By Nia Williams
CALGARY, Alberta (Reuters) - Canada's opposition Conservative Party on Thursday dropped its resistance to carbon pricing and adopted the fee on emissions and fuels as part of its own climate plan, a move that could put it at odds with some of its staunchest supporters.
Climate change has proved a thorny issue for the Conservative Party under leader Erin O'Toole. Most Conservative delegates voted against recognizing climate change as a real threat at a policy convention last month.
"We will scrap (Liberal Prime Minister) Justin Trudeau's carbon tax on working Canadians," O'Toole said at that convention, noting however that the party "fought and lost two elections against a carbon tax."
O'Toole said his own plan was better than the Liberal one. Carbon pricing imposes fees on the use of carbon-based fuels such as oil either through charges for emissions or by adding to the price of gasoline and other fuels.
Trudeau's national carbon price is due to ramp up to C$170 a ton by 2030, though 90% is returned to Canadian taxpayers through rebates. The Conservatives would cap prices at C$50 a ton for taxpayers, who would pay the levy into a government savings account and be able to use the money to make "green" purchases like bicycles.
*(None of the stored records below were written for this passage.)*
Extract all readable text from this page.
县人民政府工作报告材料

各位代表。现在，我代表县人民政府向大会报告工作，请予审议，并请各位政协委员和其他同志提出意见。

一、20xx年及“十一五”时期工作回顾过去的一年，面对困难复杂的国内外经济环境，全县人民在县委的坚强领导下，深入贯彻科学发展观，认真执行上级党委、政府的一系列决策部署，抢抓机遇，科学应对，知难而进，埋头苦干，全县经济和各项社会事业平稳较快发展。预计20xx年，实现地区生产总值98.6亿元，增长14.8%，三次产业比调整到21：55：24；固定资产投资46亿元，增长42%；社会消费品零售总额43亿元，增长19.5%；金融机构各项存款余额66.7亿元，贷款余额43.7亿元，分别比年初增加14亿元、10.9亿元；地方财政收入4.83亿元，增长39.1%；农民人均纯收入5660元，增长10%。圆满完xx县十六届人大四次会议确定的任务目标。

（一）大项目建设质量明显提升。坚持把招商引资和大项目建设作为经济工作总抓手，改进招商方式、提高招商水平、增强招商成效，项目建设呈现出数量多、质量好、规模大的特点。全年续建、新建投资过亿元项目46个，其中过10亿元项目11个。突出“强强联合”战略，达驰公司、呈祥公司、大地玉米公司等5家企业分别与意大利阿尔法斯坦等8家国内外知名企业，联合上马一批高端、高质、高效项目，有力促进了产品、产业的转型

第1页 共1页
A number of provinces - including the energy heartland and Conservative Party bastion of Alberta - oppose carbon pricing, and challenged the government's scheme in the Supreme Court. Last month, the court upheld Trudeau's plan.
"Any new climate plan...must minimize the costs on Albertans and on our trade-exposed industries while at the same time, continuing to responsibly reduce emissions from Alberta," Alberta Environment Minister Jason Nixon said.
O'Toole said a Conservative government would meet Canada's international pledge to cut emissions 30% below 2005 levels by 2030, and match greenhouse gas reductions promised in the Liberal climate plan.
"It's outrageous that O'Toole is now planning to hammer Canadians with higher fuel bills through his very own carbon tax," said Franco Terrazzano, the Canadian Taxpayers Federation's Alberta director.
Many Liberal insiders expect Trudeau to seek an election later this year. Trudeau's Liberals lead O'Toole's Conservatives 37% to 29%, according an Abacus Data poll published on Thursday.